Still, factoring in ways to save on housing costs would have been a valuable addition to this agenda. Bernstein says that a second iteration of the agenda might very well include that and other recognized poverty-reduction policies—for example, expanding access to education and healthcare, especially for women. He offers an analogy for how he views the agenda’s potential to grow and change: “When Chicago came out with its Climate Action Plan in 2005, hardly anybody had played with city-level climate action strategies. A year later, there must have been 100 times as many ideas.” In a way, the plan built demand for, and the supply of, new solutions, which Bernstein hopes to see with the Urban Opportunity Agenda.
“There hasn’t been this kind of conversation about poverty reduction,” Bernstein says. “Listening to the speeches at both political conventions over the last few weeks, both candidates were talking about more good-paying jobs. But no one talks about reducing the cost of living.”
Which is strange, because cutting basic expenses for the poor is not a novel idea. This is what food stamp programs, housing vouchers, and subsidized transportation passes are all supposed to do, too. By the same token, reducing energy consumption and expanding effective public transportation are key components of any “smart-growth” planning agenda. What makes the CNT’s approach unique is that it takes a whole suite of efficiency measures, frames them in terms of poverty reduction, and quantifies the big reductions in poverty that cities could see if they deployed them all in concert.
In practice, of course, that’s easier said that done. “No, this isn’t rocket science,” says Joel Rogers, a scholar of political science at the University of Wisconsin, Madison and the director of COWS, an urban policy think-tank which often partners with CNT. “In some ways it’s more difficult than rocket science, because you have people involved.”

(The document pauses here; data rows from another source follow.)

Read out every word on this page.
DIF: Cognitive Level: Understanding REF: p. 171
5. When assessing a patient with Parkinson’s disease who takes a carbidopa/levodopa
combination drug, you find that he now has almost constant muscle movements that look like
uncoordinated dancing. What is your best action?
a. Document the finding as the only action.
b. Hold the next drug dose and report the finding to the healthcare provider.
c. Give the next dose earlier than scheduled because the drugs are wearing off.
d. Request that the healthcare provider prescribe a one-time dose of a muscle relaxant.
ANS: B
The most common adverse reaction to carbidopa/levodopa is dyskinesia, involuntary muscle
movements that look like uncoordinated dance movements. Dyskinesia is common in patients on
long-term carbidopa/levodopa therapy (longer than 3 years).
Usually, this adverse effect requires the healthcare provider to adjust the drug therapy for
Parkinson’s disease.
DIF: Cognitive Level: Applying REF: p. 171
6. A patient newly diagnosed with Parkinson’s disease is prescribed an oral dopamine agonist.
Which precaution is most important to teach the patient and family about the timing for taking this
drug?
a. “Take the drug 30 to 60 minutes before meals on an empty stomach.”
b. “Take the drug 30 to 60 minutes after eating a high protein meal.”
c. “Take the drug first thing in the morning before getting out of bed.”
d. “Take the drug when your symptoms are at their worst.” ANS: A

For a city to act on poverty with a multi-pronged approach such as this, it would require determined, focused leadership, perhaps on the part of an anti-poverty czar, with real mayoral support. It would also require popular support, and a willingness among citizens to come together around the issue. The good news is that reducing poverty by cutting monthly expenses would be a big boost for people on the lower end of the economic spectrum, without hurting the middle or the top. That should be something cities can rally around.